Charles Heller présentera Liquid Trace, une vidéo qu'il a co-réalisée avec Lorenzo Pezzani, laquelle propose une reconstruction synthétique de l'affaire du "bateau abandonné à la mort" de 2011. Alors qu'une opération de l'OTAN, visant à faire respecter un embargo sur les armes, était en cours au large des côtes libyennes, 72 migrants se sont entassés à bord d'un Zodiac pour fuir la Libye en direction de l'île de Lampedusa. Après que leur embarcation fut tombée en panne, ils ont été abandonnés, dérivant pendant 14 jours dans le périmètre maritime surveillé par les forces de l'OTAN. De ce fait, seules neuf personnes ont survécu. À rebours de la conception selon laquelle la mer ne serait qu'un espace non-signifiant dans lequel tout évènement se dissout au gré des courants, cette enquête démontre que l'eau conserve effectivement des traces et qu'en les lisant avec soin, la mer peut se muer en un témoin digne d'être interrogé.  

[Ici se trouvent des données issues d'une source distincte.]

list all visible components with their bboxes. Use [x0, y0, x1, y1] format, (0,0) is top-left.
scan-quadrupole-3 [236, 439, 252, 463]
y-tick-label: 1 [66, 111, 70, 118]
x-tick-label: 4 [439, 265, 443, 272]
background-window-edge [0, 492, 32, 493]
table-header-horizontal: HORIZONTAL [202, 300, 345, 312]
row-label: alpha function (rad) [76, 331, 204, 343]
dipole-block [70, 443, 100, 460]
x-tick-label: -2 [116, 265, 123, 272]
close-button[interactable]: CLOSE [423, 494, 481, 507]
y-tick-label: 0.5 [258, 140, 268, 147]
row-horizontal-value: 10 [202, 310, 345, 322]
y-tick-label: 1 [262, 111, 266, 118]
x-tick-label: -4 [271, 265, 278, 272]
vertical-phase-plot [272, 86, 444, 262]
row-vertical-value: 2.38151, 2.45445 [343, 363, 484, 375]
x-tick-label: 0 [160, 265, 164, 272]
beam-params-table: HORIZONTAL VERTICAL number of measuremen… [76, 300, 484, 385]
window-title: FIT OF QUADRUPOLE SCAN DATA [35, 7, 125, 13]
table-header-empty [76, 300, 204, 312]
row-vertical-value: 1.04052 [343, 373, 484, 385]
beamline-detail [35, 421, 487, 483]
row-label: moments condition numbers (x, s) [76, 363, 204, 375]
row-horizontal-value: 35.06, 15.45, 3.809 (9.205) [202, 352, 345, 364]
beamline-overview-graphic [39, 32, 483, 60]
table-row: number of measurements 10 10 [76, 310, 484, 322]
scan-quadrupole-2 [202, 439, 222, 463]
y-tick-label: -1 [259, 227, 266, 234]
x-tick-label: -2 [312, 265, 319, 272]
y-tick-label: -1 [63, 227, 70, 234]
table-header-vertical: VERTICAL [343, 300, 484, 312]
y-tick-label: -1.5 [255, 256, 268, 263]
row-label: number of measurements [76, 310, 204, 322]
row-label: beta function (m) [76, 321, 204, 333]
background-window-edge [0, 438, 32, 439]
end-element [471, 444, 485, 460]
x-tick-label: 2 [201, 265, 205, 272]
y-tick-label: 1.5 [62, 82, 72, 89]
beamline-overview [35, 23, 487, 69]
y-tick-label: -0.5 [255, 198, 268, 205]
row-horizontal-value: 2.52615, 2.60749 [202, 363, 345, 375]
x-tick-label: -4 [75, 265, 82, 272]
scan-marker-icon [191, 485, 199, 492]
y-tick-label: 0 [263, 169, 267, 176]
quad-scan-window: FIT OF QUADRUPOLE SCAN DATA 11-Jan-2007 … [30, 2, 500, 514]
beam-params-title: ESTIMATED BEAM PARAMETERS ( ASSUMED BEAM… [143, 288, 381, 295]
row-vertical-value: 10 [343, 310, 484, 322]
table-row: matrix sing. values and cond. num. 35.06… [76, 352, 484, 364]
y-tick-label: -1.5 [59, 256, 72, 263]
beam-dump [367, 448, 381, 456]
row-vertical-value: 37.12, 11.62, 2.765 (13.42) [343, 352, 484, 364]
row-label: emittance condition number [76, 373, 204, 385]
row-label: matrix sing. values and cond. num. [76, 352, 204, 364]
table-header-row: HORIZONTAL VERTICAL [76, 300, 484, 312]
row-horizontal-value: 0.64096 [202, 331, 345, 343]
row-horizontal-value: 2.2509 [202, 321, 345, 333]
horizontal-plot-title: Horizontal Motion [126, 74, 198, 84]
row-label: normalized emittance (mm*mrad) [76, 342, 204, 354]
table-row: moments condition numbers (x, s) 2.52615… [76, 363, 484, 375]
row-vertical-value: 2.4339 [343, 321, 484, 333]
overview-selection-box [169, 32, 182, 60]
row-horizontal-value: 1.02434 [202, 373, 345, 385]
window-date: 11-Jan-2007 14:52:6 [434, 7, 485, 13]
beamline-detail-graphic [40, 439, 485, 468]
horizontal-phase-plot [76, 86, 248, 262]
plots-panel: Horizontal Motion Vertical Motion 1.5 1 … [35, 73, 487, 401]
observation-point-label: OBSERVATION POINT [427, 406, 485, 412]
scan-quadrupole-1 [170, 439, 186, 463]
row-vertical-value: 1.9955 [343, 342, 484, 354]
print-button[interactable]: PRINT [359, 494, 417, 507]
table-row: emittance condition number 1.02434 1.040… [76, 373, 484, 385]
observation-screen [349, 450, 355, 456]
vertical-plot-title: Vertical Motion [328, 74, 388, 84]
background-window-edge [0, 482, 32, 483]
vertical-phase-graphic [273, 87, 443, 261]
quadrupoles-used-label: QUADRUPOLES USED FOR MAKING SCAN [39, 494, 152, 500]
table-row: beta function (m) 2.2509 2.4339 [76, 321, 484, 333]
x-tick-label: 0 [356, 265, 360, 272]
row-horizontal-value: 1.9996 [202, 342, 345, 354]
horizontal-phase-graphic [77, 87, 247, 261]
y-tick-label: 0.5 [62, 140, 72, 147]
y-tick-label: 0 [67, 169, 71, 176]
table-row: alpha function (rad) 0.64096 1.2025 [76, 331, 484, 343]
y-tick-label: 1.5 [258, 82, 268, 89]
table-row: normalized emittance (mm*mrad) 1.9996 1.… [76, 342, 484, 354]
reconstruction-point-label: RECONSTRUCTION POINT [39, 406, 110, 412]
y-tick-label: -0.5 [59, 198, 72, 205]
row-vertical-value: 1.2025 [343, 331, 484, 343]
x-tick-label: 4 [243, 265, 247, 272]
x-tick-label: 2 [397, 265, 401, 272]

Cette session, qui a lieu dans le cadre du POOL.CH, constitue un jalon de la réflexion commune amorcée au CCC et à l'Institut Harun-Farocki sur la notion de "navigation" et qui se donne pour objectif de renouveler la compréhension politique des régimes de l'image au 21ème siècle. Doreen Mende en assurera la modération. 

Charles Heller est un chercheur et vidéaste installé à Genève, dont le travail privilégie depuis longtemps le thème des politiques migratoires au sein de l'Europe et à ses marges. En 2011, il a co-fondé le projet de recherche Forensic Oceanography qui enquête de manière critique sur les conséquences mortelles des régimes frontaliers militarisés et des politiques migratoires dans la région de la mer Méditerranée. Il a également participé à la fondation de la plateforme WatchTheMed en 2012. Charles Heller a récemment réalisé la vidéo Liquid Traces (2014) et le rapport Death by Rescue ainsi que la vidéo éponyme. Il a collaboré en qualité de chercheur associé au programme Forensic Architecture (sous la tutelle du Centre for Research Architecture à Goldsmiths-University of London). Il poursuit actuellement ses recherches post-doctorales avec le soutien du Fonds national suisse de la recherche scientifique (FNS). Il a obtenu son diplôme de Master au CCC en 2005. 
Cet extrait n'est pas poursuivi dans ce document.